使用Vertex Array Objects可以进一步改善这一点 边缘为Index buffer

global face_vao, edge_vao

def main():

    global face_vao, edge_vao

    .....

    # define the vertex buffers vor the faces

    attribute_array = []
    for face in range(len(surfaces)):
        for vertex in surfaces[face ]:
            attribute_array.append( vertices[vertex] )
            attribute_array.append( colors[face] )
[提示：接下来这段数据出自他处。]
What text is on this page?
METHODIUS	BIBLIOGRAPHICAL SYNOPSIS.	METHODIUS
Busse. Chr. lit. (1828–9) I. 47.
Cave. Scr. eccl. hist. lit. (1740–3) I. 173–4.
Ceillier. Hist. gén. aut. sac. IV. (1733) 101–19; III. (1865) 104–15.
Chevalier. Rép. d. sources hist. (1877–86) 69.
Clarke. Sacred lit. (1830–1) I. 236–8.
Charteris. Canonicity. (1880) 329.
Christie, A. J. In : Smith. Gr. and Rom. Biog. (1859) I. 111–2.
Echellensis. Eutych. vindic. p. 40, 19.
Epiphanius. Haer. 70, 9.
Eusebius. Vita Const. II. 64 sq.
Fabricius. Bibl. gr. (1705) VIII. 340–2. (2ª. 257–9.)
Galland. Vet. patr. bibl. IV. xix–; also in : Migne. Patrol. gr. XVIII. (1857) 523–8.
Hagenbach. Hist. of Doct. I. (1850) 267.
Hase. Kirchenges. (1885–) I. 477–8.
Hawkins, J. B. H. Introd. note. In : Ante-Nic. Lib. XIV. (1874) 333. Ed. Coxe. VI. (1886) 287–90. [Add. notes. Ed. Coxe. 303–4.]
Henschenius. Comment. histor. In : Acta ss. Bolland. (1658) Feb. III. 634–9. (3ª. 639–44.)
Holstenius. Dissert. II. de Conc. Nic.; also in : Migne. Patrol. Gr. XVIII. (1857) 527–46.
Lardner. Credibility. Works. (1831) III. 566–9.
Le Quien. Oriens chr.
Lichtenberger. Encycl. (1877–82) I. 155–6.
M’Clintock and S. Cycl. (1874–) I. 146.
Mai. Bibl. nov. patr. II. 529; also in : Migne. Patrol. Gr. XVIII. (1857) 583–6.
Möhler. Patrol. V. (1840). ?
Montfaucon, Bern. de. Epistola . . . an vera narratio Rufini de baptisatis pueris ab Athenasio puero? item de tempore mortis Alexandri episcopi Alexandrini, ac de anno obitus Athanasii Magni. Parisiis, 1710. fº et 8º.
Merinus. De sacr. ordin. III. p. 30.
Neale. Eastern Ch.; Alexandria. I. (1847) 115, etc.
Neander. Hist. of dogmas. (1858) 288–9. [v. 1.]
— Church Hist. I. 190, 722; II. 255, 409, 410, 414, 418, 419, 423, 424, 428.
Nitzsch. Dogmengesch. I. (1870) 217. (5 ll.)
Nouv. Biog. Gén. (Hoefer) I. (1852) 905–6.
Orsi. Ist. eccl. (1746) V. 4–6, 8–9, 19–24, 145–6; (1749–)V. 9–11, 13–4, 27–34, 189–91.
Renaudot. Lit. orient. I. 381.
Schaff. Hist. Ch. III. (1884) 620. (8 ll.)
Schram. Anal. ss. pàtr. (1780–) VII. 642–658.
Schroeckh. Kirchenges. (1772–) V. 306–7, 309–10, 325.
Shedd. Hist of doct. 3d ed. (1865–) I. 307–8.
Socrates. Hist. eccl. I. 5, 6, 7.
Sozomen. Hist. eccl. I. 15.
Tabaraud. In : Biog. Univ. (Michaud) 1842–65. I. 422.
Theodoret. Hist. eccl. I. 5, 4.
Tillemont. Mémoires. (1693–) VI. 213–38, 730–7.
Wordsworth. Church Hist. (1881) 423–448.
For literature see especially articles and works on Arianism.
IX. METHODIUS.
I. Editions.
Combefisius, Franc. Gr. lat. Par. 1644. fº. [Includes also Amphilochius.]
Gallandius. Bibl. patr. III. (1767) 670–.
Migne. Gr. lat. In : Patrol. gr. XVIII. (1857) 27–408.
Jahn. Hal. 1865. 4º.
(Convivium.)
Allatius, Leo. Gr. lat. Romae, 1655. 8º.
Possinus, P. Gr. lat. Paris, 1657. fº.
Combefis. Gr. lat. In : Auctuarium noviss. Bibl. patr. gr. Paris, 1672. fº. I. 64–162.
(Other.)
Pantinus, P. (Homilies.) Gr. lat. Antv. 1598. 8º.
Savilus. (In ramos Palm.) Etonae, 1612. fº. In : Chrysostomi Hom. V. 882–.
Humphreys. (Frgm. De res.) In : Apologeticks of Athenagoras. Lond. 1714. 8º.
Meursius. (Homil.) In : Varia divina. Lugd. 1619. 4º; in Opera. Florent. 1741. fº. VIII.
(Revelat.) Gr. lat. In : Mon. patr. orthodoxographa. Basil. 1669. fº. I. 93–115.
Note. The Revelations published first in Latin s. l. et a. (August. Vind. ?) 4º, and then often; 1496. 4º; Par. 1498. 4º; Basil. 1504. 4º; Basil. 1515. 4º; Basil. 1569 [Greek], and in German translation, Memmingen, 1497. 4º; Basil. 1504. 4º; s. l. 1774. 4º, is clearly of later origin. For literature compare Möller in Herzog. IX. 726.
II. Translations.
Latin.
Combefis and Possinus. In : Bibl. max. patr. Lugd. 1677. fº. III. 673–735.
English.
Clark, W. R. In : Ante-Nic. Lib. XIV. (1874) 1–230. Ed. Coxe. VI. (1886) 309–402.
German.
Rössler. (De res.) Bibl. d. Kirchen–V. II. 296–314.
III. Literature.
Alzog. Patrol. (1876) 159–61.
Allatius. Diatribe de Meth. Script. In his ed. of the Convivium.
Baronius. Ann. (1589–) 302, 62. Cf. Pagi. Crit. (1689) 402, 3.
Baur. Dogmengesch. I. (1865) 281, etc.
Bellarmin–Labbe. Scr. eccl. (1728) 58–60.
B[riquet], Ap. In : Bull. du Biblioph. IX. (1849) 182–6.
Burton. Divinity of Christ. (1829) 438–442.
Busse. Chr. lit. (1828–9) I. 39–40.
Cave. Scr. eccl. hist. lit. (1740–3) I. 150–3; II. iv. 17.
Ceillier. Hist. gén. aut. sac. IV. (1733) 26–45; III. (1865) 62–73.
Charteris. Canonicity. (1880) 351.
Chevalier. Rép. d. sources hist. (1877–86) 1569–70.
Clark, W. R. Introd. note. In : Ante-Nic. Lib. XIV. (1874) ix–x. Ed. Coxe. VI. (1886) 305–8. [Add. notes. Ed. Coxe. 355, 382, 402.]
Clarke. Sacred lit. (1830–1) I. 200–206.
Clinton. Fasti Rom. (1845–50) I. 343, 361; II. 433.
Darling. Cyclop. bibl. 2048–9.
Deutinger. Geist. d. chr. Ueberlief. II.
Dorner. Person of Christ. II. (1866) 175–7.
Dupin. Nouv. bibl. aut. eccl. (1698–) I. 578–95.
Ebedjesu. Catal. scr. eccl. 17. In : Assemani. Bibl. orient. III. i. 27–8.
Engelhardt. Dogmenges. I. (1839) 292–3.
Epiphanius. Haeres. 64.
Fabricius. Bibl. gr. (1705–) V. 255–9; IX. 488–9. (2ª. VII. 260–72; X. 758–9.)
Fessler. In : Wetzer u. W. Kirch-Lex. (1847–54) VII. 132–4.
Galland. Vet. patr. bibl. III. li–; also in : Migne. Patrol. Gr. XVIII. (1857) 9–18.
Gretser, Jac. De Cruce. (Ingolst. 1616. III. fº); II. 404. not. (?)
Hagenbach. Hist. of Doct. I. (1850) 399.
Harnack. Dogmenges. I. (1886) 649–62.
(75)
    face_vbos = glGenBuffers(1)
    glBindBuffer(GL_ARRAY_BUFFER, face_vbos)
    glBufferData( GL_ARRAY_BUFFER, numpy.array( attribute_array, dtype=numpy.float32 ), GL_STATIC_DRAW )
    glBindBuffer(GL_ARRAY_BUFFER, 0)

    # define the vertex array object for the faces

    face_vao = glGenVertexArrays( 1 )
    glBindVertexArray( face_vao )

    glBindBuffer(GL_ARRAY_BUFFER, face_vbos)
    glVertexPointer( 3, GL_FLOAT, 6*4, None )
    glEnableClientState( GL_VERTEX_ARRAY )  
    glColorPointer( 3, GL_FLOAT, 6*4, ctypes.cast(3*4, ctypes.c_void_p) )
    glEnableClientState( GL_COLOR_ARRAY ) 
    glBindBuffer(GL_ARRAY_BUFFER, 0) 

    glBindVertexArray( 0 )

    # define the vertex buffer for the edges

    edge_vbo = glGenBuffers(1)
    glBindBuffer(GL_ARRAY_BUFFER, edge_vbo)
    glBufferData( GL_ARRAY_BUFFER, numpy.array( vertices, dtype=numpy.float32 ), GL_STATIC_DRAW )
    glBindBuffer(GL_ARRAY_BUFFER, 0)

    # define the vertex array object for the edges

    edge_vao = glGenVertexArrays( 1 )
    glBindVertexArray( edge_vao )

    glBindBuffer(GL_ARRAY_BUFFER, edge_vbo)
    glVertexPointer( 3, GL_FLOAT, 0, None ) 
    glEnableClientState( GL_VERTEX_ARRAY ) 
    glBindBuffer(GL_ARRAY_BUFFER, 0) 

    edge_ibo = glGenBuffers(1)
    glBindBuffer( GL_ELEMENT_ARRAY_BUFFER, edge_ibo )
    glBufferData( GL_ELEMENT_ARRAY_BUFFER, numpy.array( edges, dtype=numpy.uint32 ), GL_STATIC_DRAW )

    glBindVertexArray( 0 )
    glBindBuffer( GL_ELEMENT_ARRAY_BUFFER, 0 )

    while True:

        .....

def Cube(veritces):

    global face_vao, edge_vao

    # draw faces

    glBindVertexArray( face_vao )
    glDrawArrays( GL_QUADS, 0, 6*4 )
    glBindVertexArray( 0 )

    #draw edges

    glColor3f( 1, 1, 0 )
    glBindVertexArray( edge_vao )
    glDrawElements( GL_LINES, 2*12, GL_UNSIGNED_INT, None )
    glBindVertexArray( 0 )


Face Culling可以获得进一步的性能提升 和Depth Test。 深度测试应该更少或者是eauel,这样边缘不会被面覆盖:

# enable depth test (less or equal)
glEnable( GL_DEPTH_TEST )
glDepthFunc( GL_LEQUAL )

# enable back face culling (front faces are drawn clockwise)
glEnable( GL_CULL_FACE )
glCullFace( GL_BACK )
glFrontFace( GL_CW )


注意,在"现代"中绘制几何图形的最后一步在OpenGL中的方式是使用Shader program和 分别按glEnableClientStateglEnableVertexAttribArray glVertexPointer替换glColorPointer glVertexAttribPointer (当然通过使用适当的参数)。